TETHERED by Amy MacKinnon: a book review

Previously Posted on BookEndBabes (Sept. 21, 2010)

Have you ever been afraid of a book? I don’t mean books about monsters or psychopathic killers… I mean have you ever been afraid of the emotional path a book is certain to lead you down?

Amy MacKinnon’s debut novel, TETHERED, took me a long time to read. I’d read a chapter and set it down. Days. Weeks passed. I’d pick it up again and read another chapter. Don’t get me wrong. It wasn’t that the book didn’t grab me. I thought about the story often in those in between times. But it made me . . . nervous.
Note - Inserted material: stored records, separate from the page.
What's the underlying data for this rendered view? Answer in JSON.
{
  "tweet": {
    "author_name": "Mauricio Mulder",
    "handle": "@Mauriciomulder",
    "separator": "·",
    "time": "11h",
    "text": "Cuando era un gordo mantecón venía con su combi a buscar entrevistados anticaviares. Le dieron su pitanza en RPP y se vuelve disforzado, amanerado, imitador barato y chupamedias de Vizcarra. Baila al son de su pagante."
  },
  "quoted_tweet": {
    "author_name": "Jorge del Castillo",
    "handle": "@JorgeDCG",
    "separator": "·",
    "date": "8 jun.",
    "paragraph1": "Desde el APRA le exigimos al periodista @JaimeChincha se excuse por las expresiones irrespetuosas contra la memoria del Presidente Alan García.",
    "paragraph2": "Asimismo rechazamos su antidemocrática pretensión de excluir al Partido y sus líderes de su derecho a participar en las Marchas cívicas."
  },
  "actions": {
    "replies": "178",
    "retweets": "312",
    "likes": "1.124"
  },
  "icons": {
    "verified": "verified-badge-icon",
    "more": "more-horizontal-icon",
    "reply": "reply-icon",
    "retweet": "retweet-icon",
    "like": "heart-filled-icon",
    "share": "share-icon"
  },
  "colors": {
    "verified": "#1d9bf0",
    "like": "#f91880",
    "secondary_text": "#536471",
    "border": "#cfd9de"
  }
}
The protagonist, mortician Clara Marsh, is entangled in a mystery about the murder of Precious Doe, an unidentified child whom she prepared for burial a few years earlier. Clara herself is a troubled soul, and I worried over her like a mother. Was it because her early years were marked by death? Was it because the innocence of her youth was betrayed by the living? Was it because she disavowed God yet spent so much time on His doorstep? I can’t say, but ultimately I had to know where Clara and the story of Precious Doe were going.

As MacKinnon’s characters wrestled with the memories of souls lost, their own guilt, and a community’s blame, I had several plausible, clever theories about where the book would take me.

I was almost right.

If you haven’t picked up TETHERED, I encourage you to do so. It is a beautifully written mystery about love and death that will twist your hair and wring your fingers then leave you breathing a long, slow sigh of relief.

So what’s your next trick, Ms. MacKinnon?